Una película de terror descafeinado, tan insulsa como las invocaciones al demonio de un pastor sin estudios de teología
No solamente es estéril a la hora de asustar, ni siquiera por su ineficacia flagrante despierta una carcajada. El destartalado relato de La cabaña del Diablo, que transcurre en nuestro tiempo y se sitúa principalmente en alguna zona montañosa de Colombia, llega incluso a convocar a los fantasmas de la inquisición española en el continente americano, suma una cita al paso de las fuerzas paramilitares del momento e insinúa un comentario sociológico acerca de la pobreza de los niños del país de Andrés Caicedo y Fernando Vallejo. Frente a una retahíla de emisarios y tópicos de la oscuridad, el despropósito se impone. Debe haber sido Lucifer el que selló este bodrio con un guión endiablado.
Una pareja viaja por el mundo previo a comprometerse. David y Lauren ahora están en Colombia. Jill, hija de un viejo matrimonio de David, también está en ese país. La hermosa joven está participando en una noble causa vinculada al desarrollo infantil en la región mientras colabora además en el informe de una periodista local sobre la infancia. El cámara de la periodista quizás sale con la chica.
En cierto momento, debido al olvido del pasaporte de Jill en Medellín, los cinco personajes viajarán por una ruta poco aconsejable para buscar el documento. Se supone que tienen que tomar un avión. Habrá un aviso, luego un accidente y así llegarán a la cabaña embrujada aludida en el título, en donde vive un viejo misterioso. No está solo. Los visitantes descubrirán pronto que una niña está encerrada en el sótano. Lógicamente, o mejor dicho sin ningún esfuerzo lógico, la niña no es lo que parece, ni tampoco el viejo, que poco tiene que ver con un pedófilo.
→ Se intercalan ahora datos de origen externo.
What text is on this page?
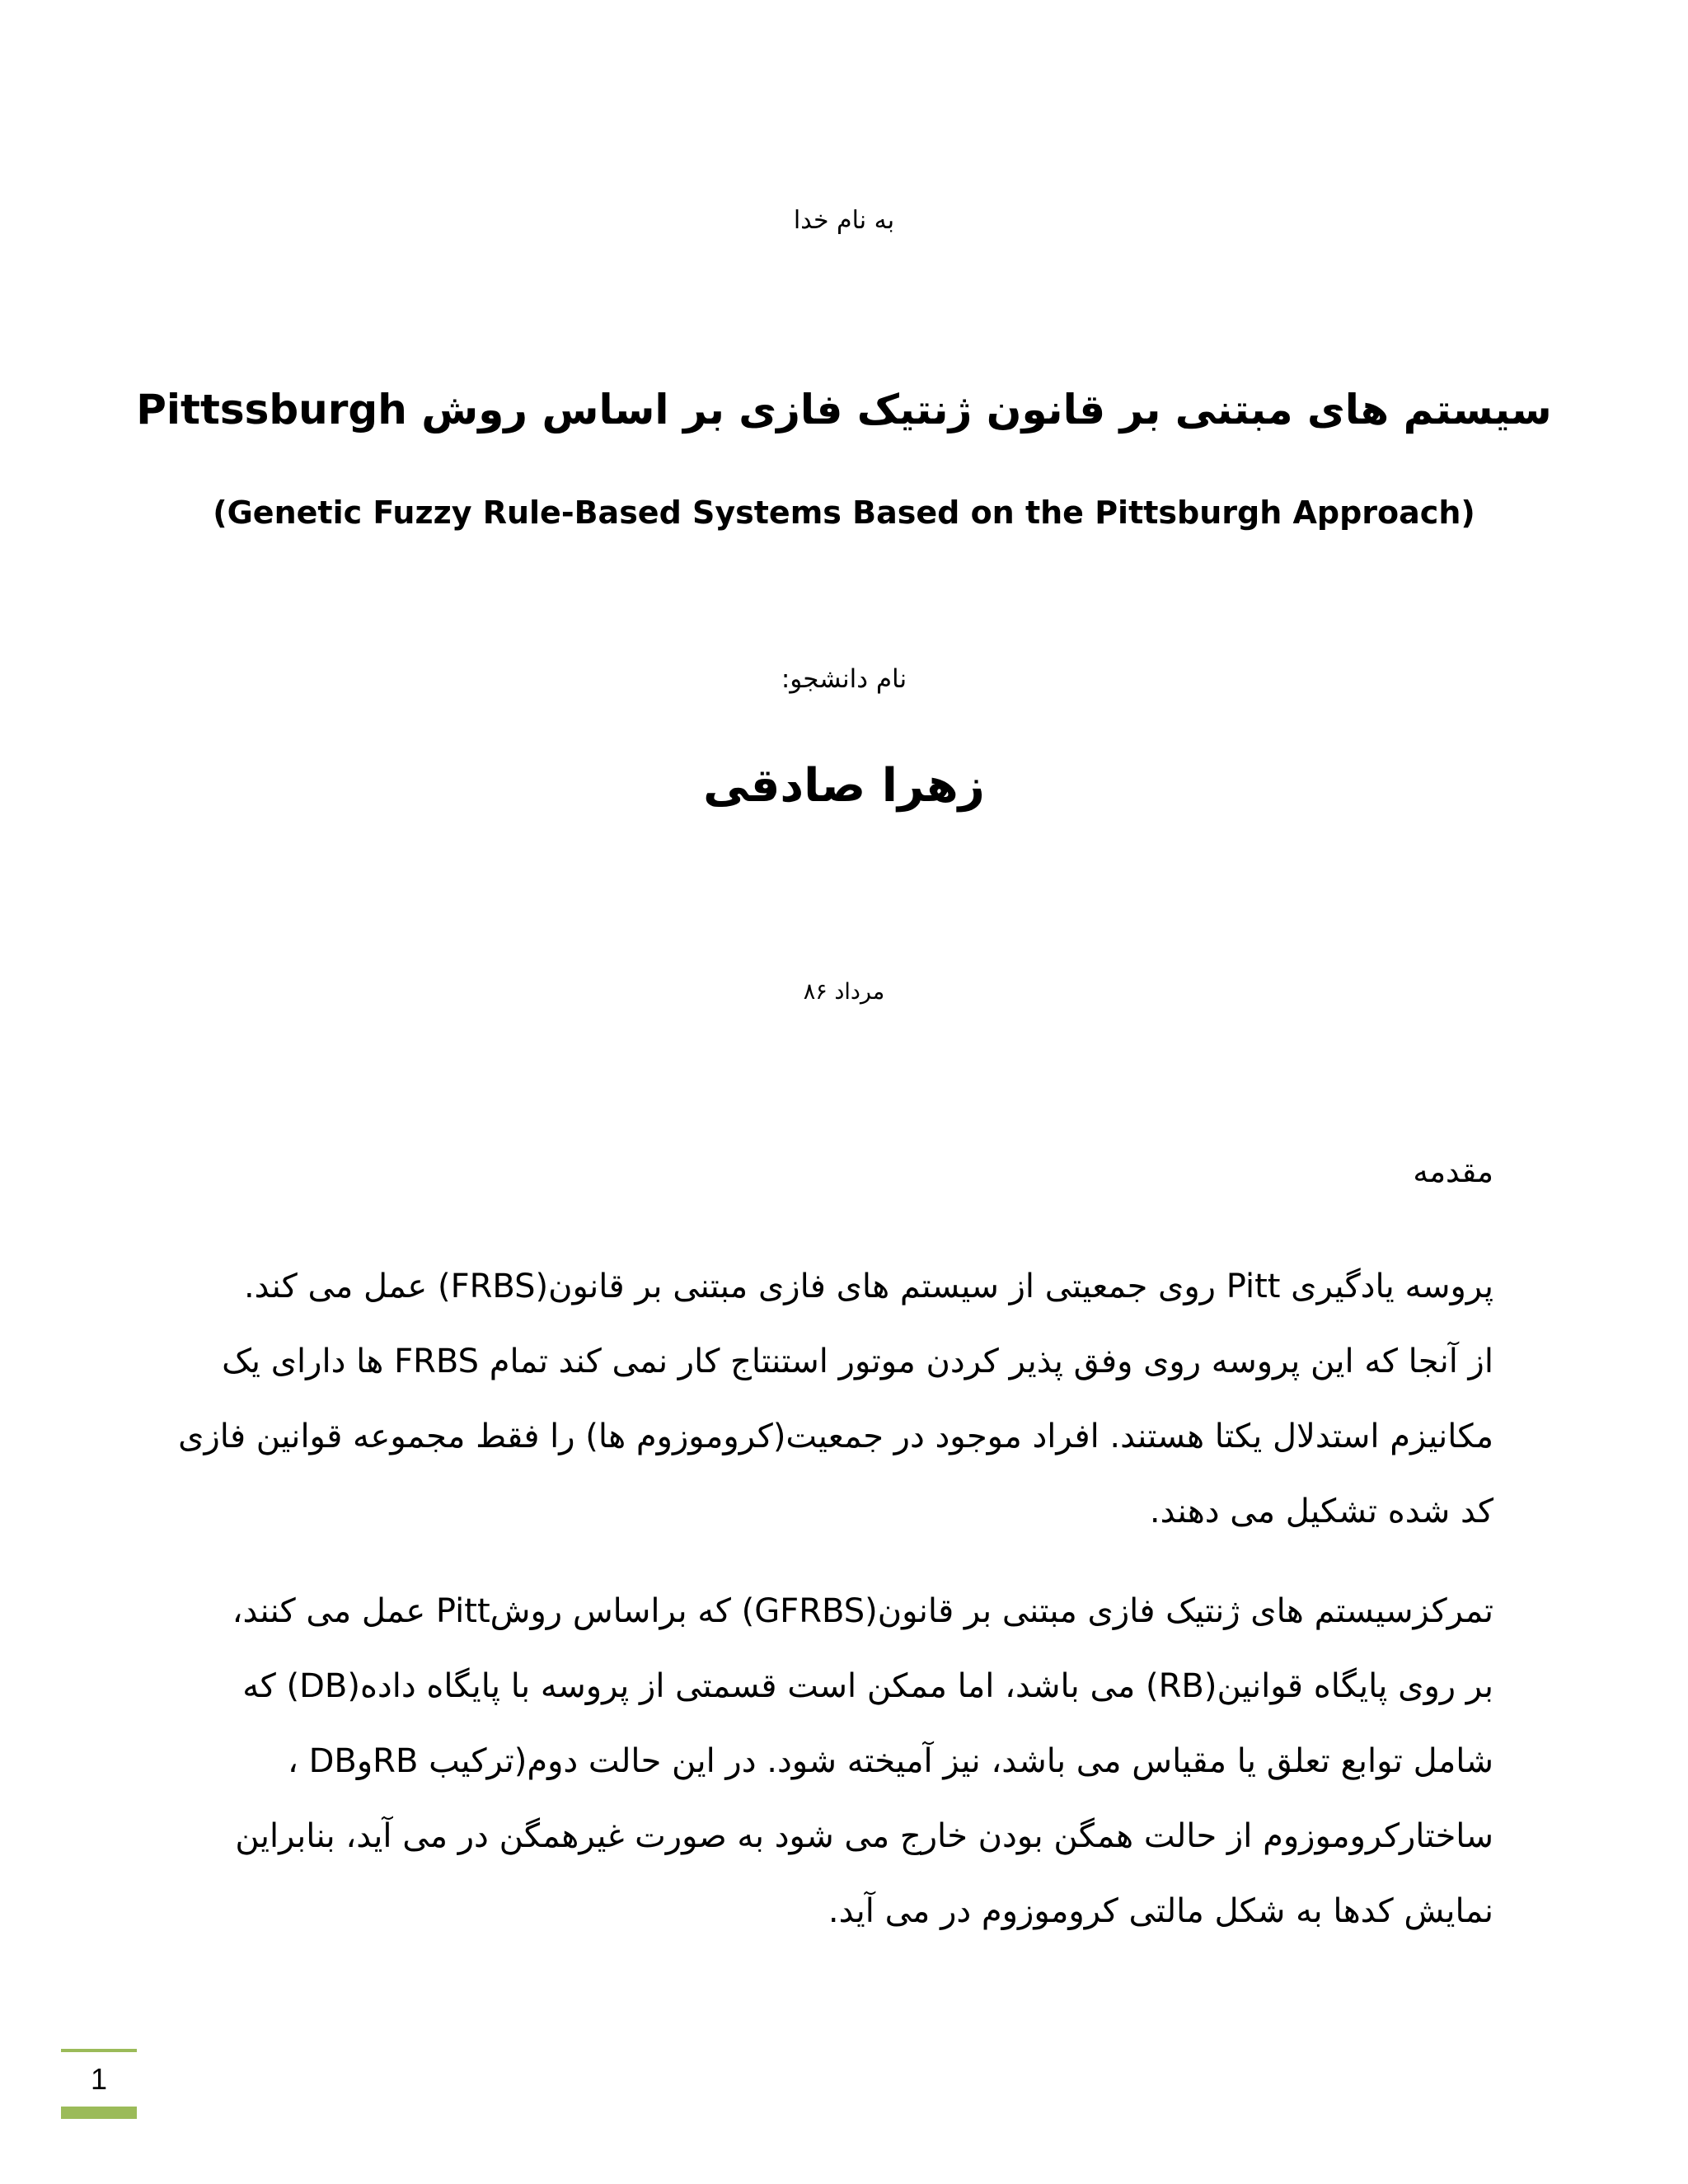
به نام خدا
سیستم های مبتنی بر قانون ژنتیک فازی بر اساس روش Pittssburgh
(Genetic Fuzzy Rule-Based Systems Based on the Pittsburgh Approach)
نام دانشجو:
زهرا صادقی
مرداد ۸۶
مقدمه
پروسه یادگیری Pitt روی جمعیتی از سیستم های فازی مبتنی بر قانون(FRBS) عمل می کند.
از آنجا که این پروسه روی وفق پذیر کردن موتور استنتاج کار نمی کند تمام FRBS ها دارای یک
مکانیزم استدلال یکتا هستند. افراد موجود در جمعیت(کروموزوم ها) را فقط مجموعه قوانین فازی
کد شده تشکیل می دهند.
تمرکزسیستم های ژنتیک فازی مبتنی بر قانون(GFRBS) که براساس روشPitt عمل می کنند،
بر روی پایگاه قوانین(RB) می باشد، اما ممکن است قسمتی از پروسه با پایگاه داده(DB) که
شامل توابع تعلق یا مقیاس می باشد، نیز آمیخته شود. در این حالت دوم(ترکیب RBوDB ،
ساختارکروموزوم از حالت همگن بودن خارج می شود به صورت غیرهمگن در می آید، بنابراین
نمایش کدها به شکل مالتی کروموزوم در می آید.
1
Una de las formas más elementales del terror consiste en acudir a su enunciación vertical demoníaca y hallar una forma impensable en su representación. El diablo es un personaje recurrente en el género, como también las brujas y los zombis. El ingenio de un cineasta consiste en cómo añadir una descripción y aparición poco frecuentes del mal sobrenatural, como a su vez saber dosificar la visibilidad de ese mal. Mostrar poco y sugerir son premisas ineludibles. Al director Víctor García todo esto le importa poco. La pereza de la puesta en escena es manifiesta. Tan solo observar las decisiones formales para filmar una tormenta, la crecida de un río y el accidente mencionado alcanza para corroborar la prescindencia de cualquier sutileza. La cabaña del Diablo debe contar con la lluvia de peor calidad jamás filmada. Lo mismo podría decirse de las posesiones demoníacas.
Todos tenemos un secreto, dice el protagonista en un inicio. La mayoría, según el narrador, no son importantes. La confesión del protagonista, más que hablar sobre el relato, resulta la afirmación indirecta de lo que sucederá en los próximos 87 minutos.